Considerable work has gone into the development of an active diesel injector additive with both deposit keep clean and clean up capabilities. TFA-4681, a high molecular weight polyisobutylene (PIB) derivative with amine functionality, was developed. In testing done with a GM 6.2 liter engine, a Daimler Benz OM-616 engine, and in testing using two 1981 Mercedes Benz 240D vehicles, the effectiveness of this additive was established. Some principals of surfactant theory as they relate to this additive development are discussed. The additive behaves as a surfactant in hydrocarbon medium. According to theory, an additve can act as a detergent (keep clean) by adsorption on a metal surface and, also, as a dispersant (clean up) by forming micelles with deposits. Usually, only high molecular additives are capable of behaving as detergent/dispersants with both keep clean and clean up activity.

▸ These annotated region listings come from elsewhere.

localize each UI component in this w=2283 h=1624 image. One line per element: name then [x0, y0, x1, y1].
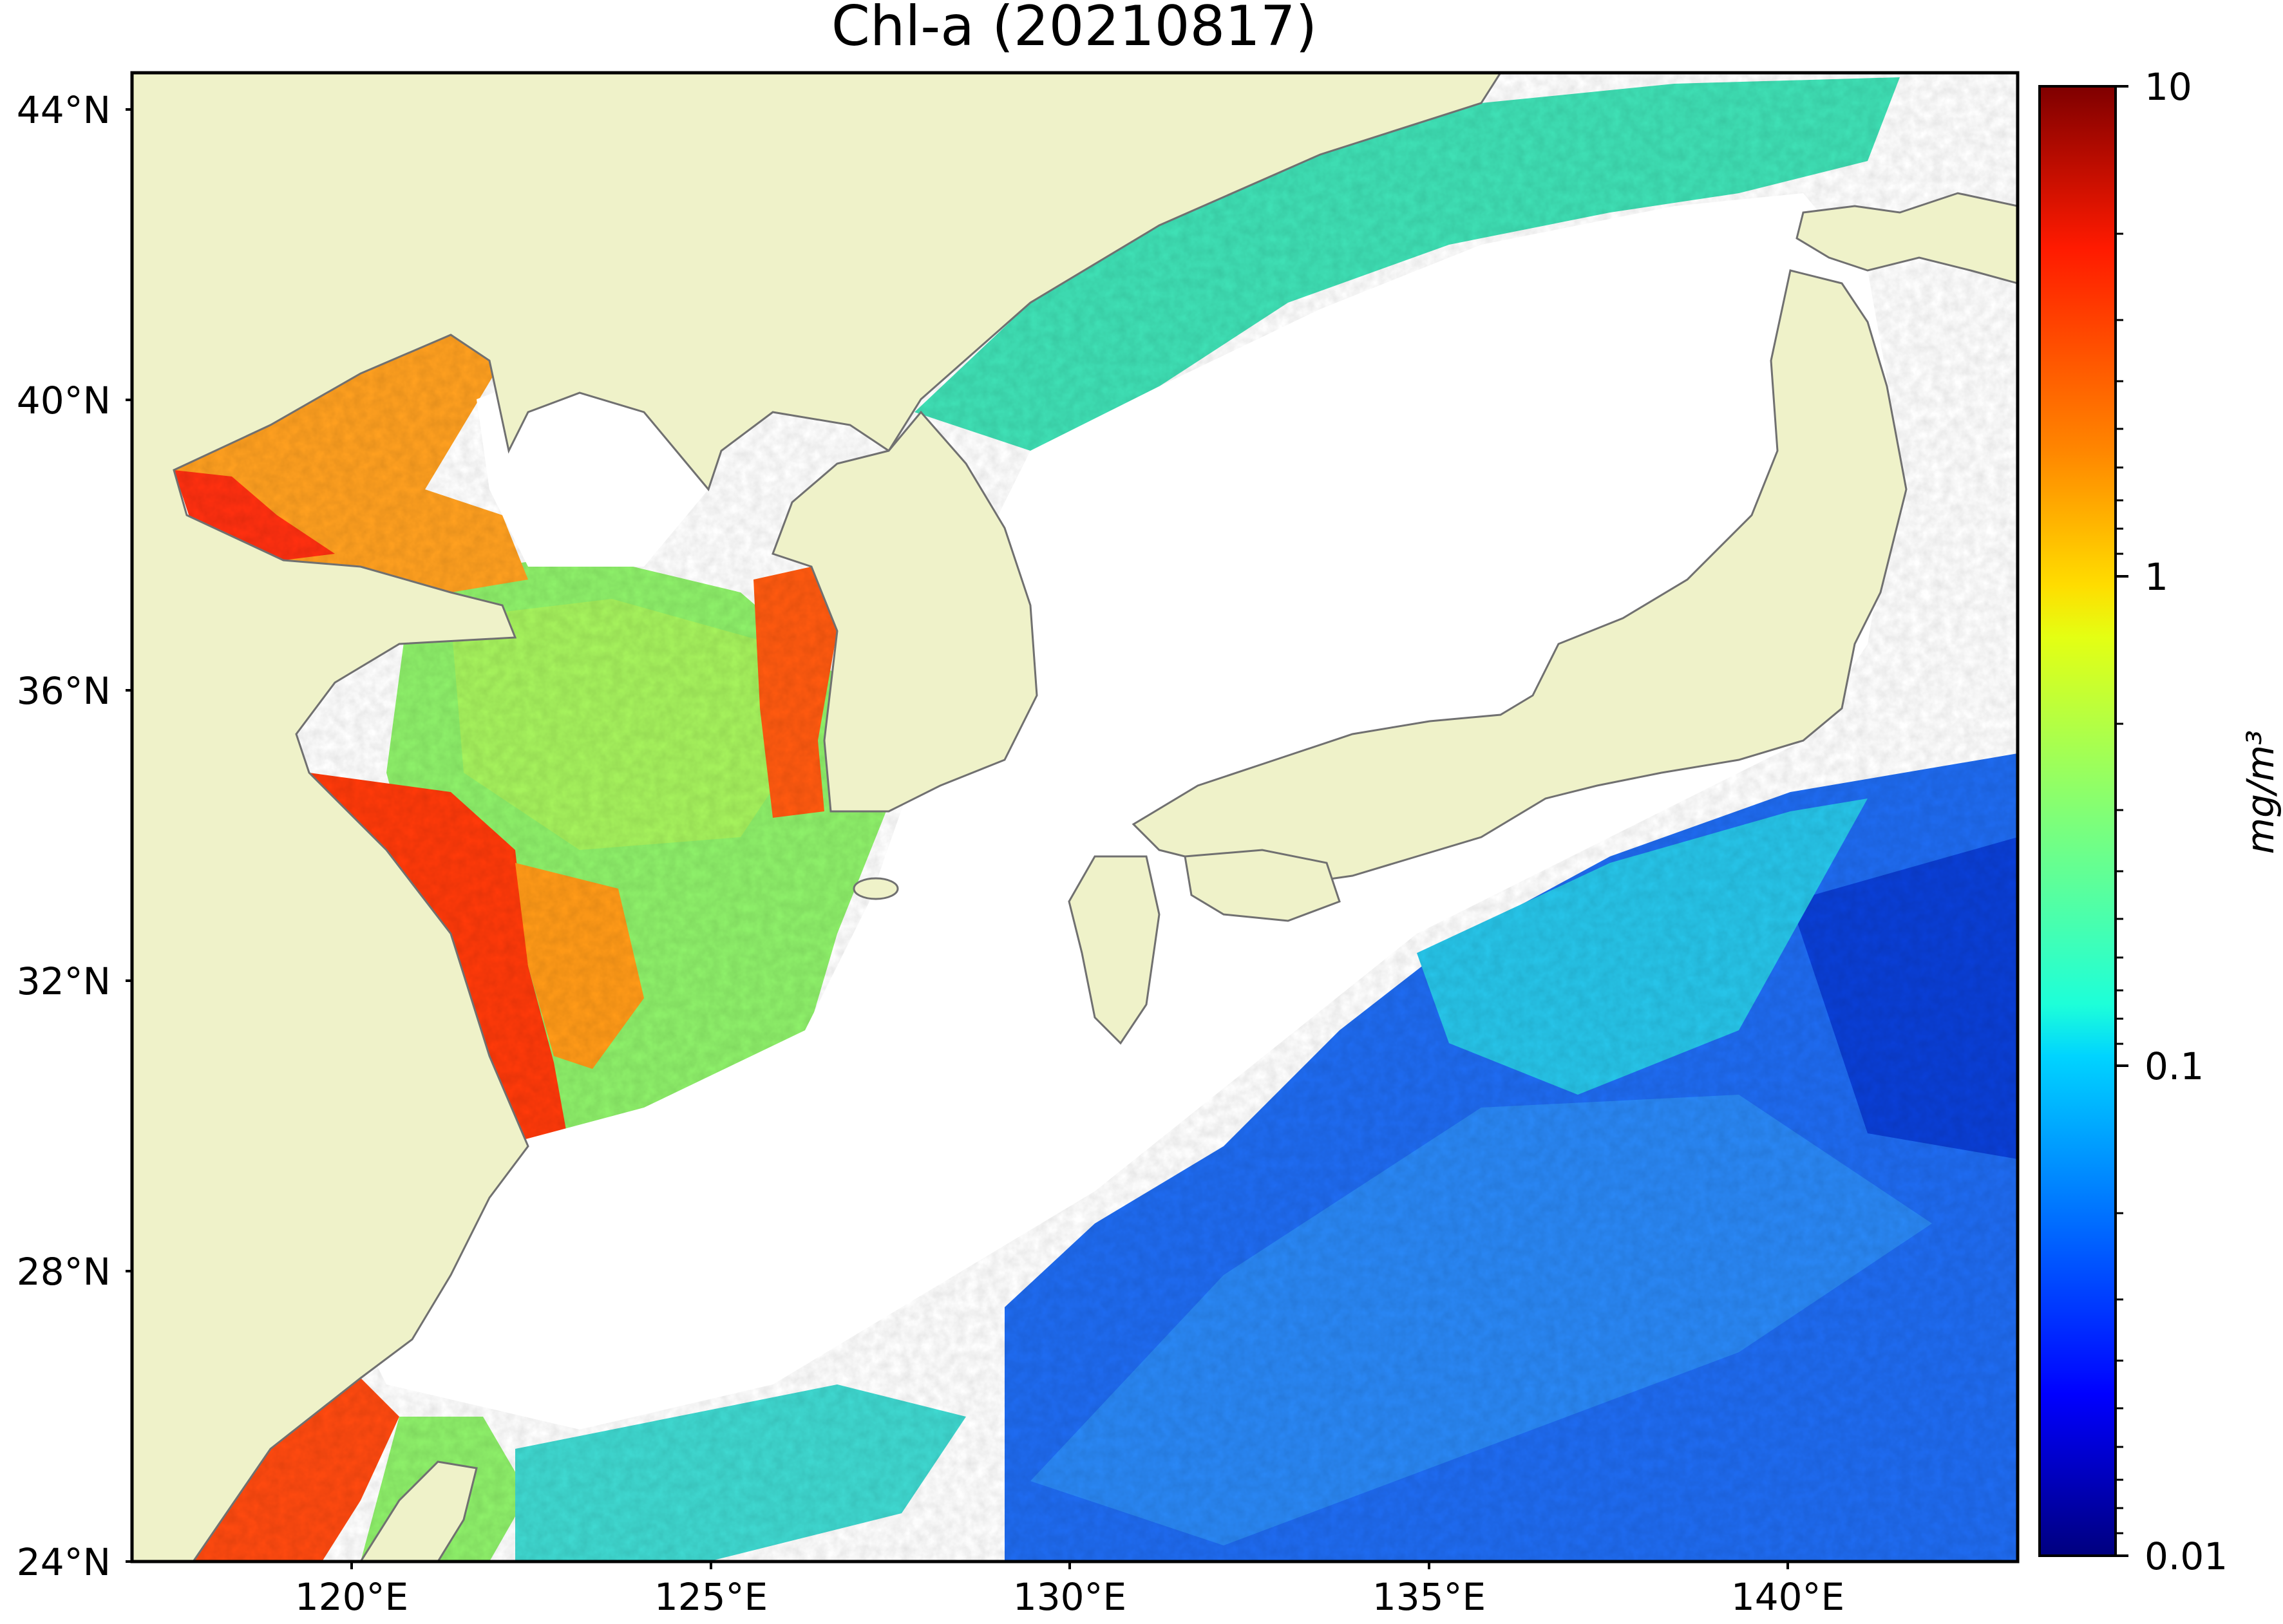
colorbar-frame — [2038, 85, 2117, 1557]
china-mainland-land — [132, 73, 1502, 1562]
lat-tick-label: 28°N — [17, 1250, 111, 1294]
colorbar-tick-label: 10 — [2145, 65, 2192, 109]
lat-tick-label: 40°N — [17, 379, 111, 422]
taiwan-land — [359, 1460, 478, 1562]
lat-tick-label: 32°N — [17, 959, 111, 1003]
lat-tick-label: 36°N — [17, 669, 111, 713]
lat-axis: 44°N 40°N 36°N 32°N 28°N 24°N — [17, 88, 132, 1584]
lon-tick-label: 135°E — [1372, 1575, 1486, 1619]
colorbar: 10 1 0.1 0.01 mg/m³ — [2038, 65, 2282, 1578]
colorbar-gradient — [2040, 86, 2116, 1556]
hokkaido-land — [1795, 192, 2018, 285]
korean-peninsula-land — [772, 410, 1038, 813]
colorbar-unit-label: mg/m³ — [2239, 730, 2282, 854]
japan-kyushu-land — [1068, 855, 1160, 1045]
map-area — [132, 73, 2018, 1562]
map-frame — [130, 71, 2020, 1563]
cloud-gap-region — [322, 193, 1900, 1430]
jeju-island-land — [853, 877, 899, 900]
lat-tick-label: 44°N — [17, 88, 111, 132]
colorbar-minor-ticks — [2116, 232, 2123, 1534]
japan-shikoku-land — [1184, 849, 1341, 922]
lon-tick-label: 120°E — [295, 1575, 408, 1619]
lon-axis: 120°E 125°E 130°E 135°E 140°E — [295, 1562, 1844, 1619]
colorbar-tick-label: 1 — [2145, 555, 2168, 599]
lat-tick-label: 24°N — [17, 1540, 111, 1584]
map-title: Chl-a (20210817) — [831, 0, 1318, 59]
colorbar-tick-label: 0.01 — [2145, 1534, 2228, 1578]
lon-tick-label: 125°E — [654, 1575, 768, 1619]
colorbar-tick-label: 0.1 — [2145, 1044, 2204, 1088]
lon-tick-label: 130°E — [1013, 1575, 1126, 1619]
lon-tick-label: 140°E — [1731, 1575, 1844, 1619]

A variety of diesel fuels were investigated to develop an injector test to evaluate detergent activity. In this test a 6.2 liter GM engine with indirect injector capabilities was run for either 15 or 50 hr. The injectors were then rated by air flow for plugging. Our results indicated variability due to differences in fuels. A high mercaptan content fuel increased injector plugging. On the other hand, blends of base fuel with 30 or 50% Light Cycle Gas oil (LCGO) had no effect upon injector plugging even though total aromatics, including polyaromatics, and total sulfur contents, primarily thiophenes, increased. A low sulfur content California fuel decreased injector plugging. The results suggested that mercaptans increase injector deposits while thiophenes do not. Some work was also done using two commercially available detergents. Both were effective in reducing injector plugging at proper concentrations (keep clean). Cleanup capability was noted for one of these additives.